Humans are not the only ones prone to psychedelic chemicals found in magic mushrooms. “Zombie scars” – under the influence of a parasitic fungus – have re-emerged in West Virginia to infect their peers, and now scientists have a better understanding of how it happens.
Researchers from the University of West Virginia recently saw the return of these strange creatures, which are infected with a fungus called Massospora. According to a study published in the journal PLOS Pathogens, the fungus manipulates insects to unconsciously open up other scars, and transmits the disease quickly to create a zombie-type army.
When a male cicada is infected by Massospora, researchers have found that it cuts off its wings like a female, a well-known breeding call. This behavior attracts healthy male cycles, facilitating the spread of the fungus, which contains chemicals including psilocinin, found in hallucinogenic mushrooms.
Just how the disease manipulates its host and spreads is only the most recent discovery after decades of research on Massospora. The findings show the parasite’s functions, in part, as a sexually transmitted infection.
“Essentially, cicadas are urging others to become infected because their healthy counterparts are interested in agreeing,” co-author Brian Lovett, a postdoctoral researcher with Davis College of Agriculture, said. Natural Resources and Design, said in a week-long press release. “Bioactive compounds can manipulate insects to stay awake and continue to transmit the pathogen for longer.”
The infected research team returned to southeastern Virginia earlier this year. While periodic scars only appear every 13 or 17 years, time is distributed in different places, making it easier for researchers to study their behavior.
The researchers described the details of the fungus process as “a disturbing display of the proportions of the B-horror film.” The spores eat away at the genitals, butts and abdomens of the cycads until they eventually fall out, replacing them with fungal spores – a brutal process for insects, which have passed just over a decade underground.
Cyclades begin to rot, but instead of dying immediately, they fly around it and infect others. Because of the brain’s ability to control infection, insects seem to behave as if nothing is wrong.
Lovett described the process as wearing “away like rubber on a pencil.” Fungi are similar to rabies – they both “teach living insects to make their offerings,” the researchers said – in a process called active host transmission, which is a form of “biological puppets.”

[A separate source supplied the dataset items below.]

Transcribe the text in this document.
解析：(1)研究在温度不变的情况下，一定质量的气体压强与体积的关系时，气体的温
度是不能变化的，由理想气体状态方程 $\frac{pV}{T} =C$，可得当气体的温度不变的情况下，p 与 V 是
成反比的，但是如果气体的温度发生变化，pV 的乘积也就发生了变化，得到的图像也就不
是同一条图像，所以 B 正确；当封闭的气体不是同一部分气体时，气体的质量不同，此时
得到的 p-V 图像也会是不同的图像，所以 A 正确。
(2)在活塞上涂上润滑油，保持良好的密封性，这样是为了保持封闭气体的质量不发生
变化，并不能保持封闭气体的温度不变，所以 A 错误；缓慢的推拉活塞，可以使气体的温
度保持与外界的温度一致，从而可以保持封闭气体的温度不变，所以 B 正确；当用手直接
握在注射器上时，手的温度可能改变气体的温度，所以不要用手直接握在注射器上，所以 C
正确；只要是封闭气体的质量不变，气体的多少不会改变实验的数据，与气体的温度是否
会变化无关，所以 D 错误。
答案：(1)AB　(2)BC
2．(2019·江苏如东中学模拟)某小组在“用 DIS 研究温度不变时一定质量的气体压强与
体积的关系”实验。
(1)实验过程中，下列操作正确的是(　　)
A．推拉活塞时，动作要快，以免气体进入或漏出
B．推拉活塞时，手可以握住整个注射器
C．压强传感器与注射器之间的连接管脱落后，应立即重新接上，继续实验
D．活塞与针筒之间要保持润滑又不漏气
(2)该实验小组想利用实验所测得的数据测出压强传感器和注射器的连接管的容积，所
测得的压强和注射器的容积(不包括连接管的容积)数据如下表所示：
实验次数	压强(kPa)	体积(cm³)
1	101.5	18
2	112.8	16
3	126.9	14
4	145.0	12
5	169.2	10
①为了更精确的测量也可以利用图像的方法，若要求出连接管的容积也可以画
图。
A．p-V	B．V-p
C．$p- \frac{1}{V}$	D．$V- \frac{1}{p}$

“Since we are also insect-like animals, we like to think we have full control over our decisions and take our free will as a fact,” Lovett said. “But when these pathogens infect cicadas, it’s very clear that the pathogen is leveraging the behavior of the cicada to force it to do things that are not in the interest of the cicada but are very much in the interest of the cicada. pathogen. “
Lovett and his co-author, Matthew Kasson, an associate professor of plant pathology and mycology, first discovered the psychoactive compounds in Massospora-infected cicadas last year. But so far, it is not yet clear how an infection occurs.
Researchers are unsure when in their life cycle they encounter fungi. It is possible that cycad nymphs may encounter Massospora before leaving the ground after 17 years to begin in adults, or in their underground path, before feeding on the roots for 17 years. .
“The fungus can more or less wait within its host for the next 17 years until something wakes up, perhaps a hormone hormone, where it is possibly dormant and asymptomatic in the ziga host. its, “Kasson said.
But, there is no need to be worried about being infected by zombies. Unlikeor , these zombie scars are generally harmless to humans, the researchers said.
“They’re very docile,” Lovett said. “You can walk right up to one, pick it up to see if it has the fungus (white to yellow plug on the back) and put it down. They’re by no means big pests. They’re a really quirky insect. interesting that he has developed a strange lifestyle. ”
Due to their relatively slow reproduction rate, the fungus does not present a major threat to the zygote population. But scientists are still hoping to find out how the pathogen developed, and how it may be evolving to continue the terrorism of other insect species.